Marlene had to take the phone from her ear. “What?”
“Marlene, in November of the year before last, a special unit of the Guatemalan Army, trained by the U.S. government, entered the village of San Francisco Nenton and massacred the entire population, 434 men, women, and children. Or so we thought. God, I’ve got the trembles, Champ! If this fucking kid is an eyewitness to the Nenton massacre … my God, the junta would go crazy if they knew she was wandering around in the States. And you say she’s got a brother to confirm it? Christ, Marlene, you got to find her. And let me have first crack at her, of course.”
“Of course,” lied Marlene. “But look, what about my original question?”
“Oh, who they’d shunt her to for cover? God, I couldn’t begin to figure …”
“What about those nuns you mentioned that time—the Sisters of Perpetual Dysentery? Are they in the States?”
“Damn! You’re right, I must be getting senile. I’ve been so focused on this cab driver thing. They’re the Sisters of Perpetual Help.”
“I never heard of them,” said Marlene.
“No, they’re small, and they only turn up where nobody else’ll go.

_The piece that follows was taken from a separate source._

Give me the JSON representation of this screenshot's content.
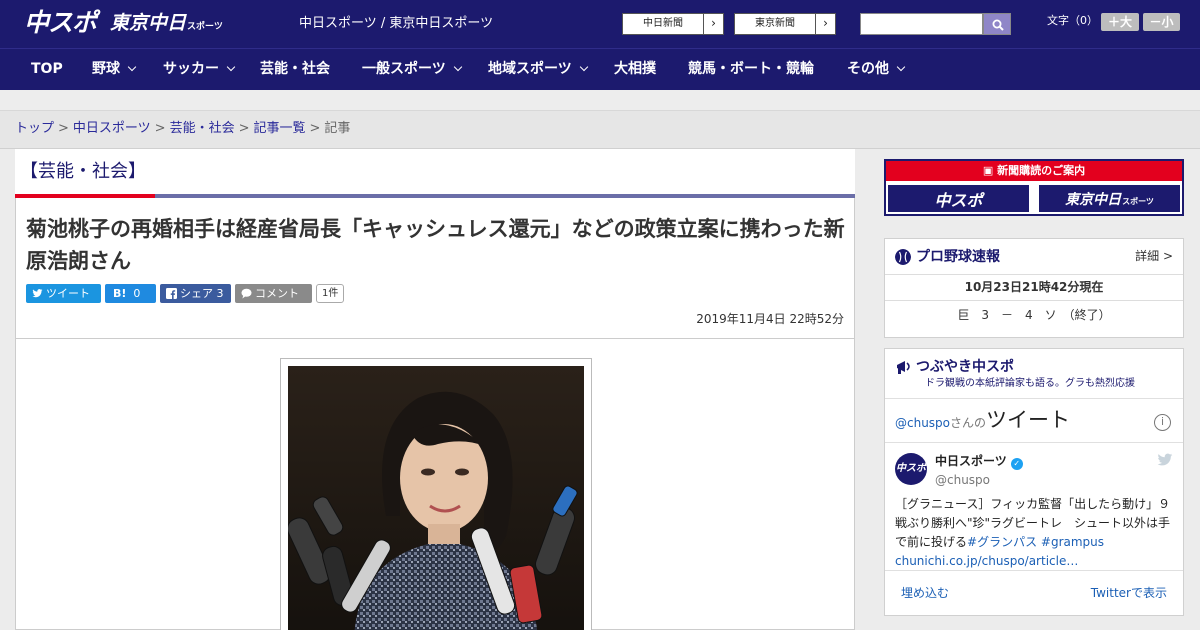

A daughter house of the Poor Clares, I think. They’re all R.N.’s or nurse practitioners, plus they’re all cross-trained in mucky stuff—agronomy, sanitation. They jump out of airplanes too. A far cry from the penguins. They have a rest house someplace in Jersey. Just a sec, I’ll get it for you.” Clunk and rustlings. “Yo. It’s in Chester, Pee Ay.” She read off the address. “By the way, speaking of the cabbies …”
Marlene brought her up to date, closing with her visit to the Twenty-fifth Precinct and her conversation with Clancy. Marlene heard the scratch of note taking. “Oh, also,” she added, “you’ll be interested to know I saw Jimmy Dalton up there schmoozing with a couple of dicks, waving his stinky—” “What?”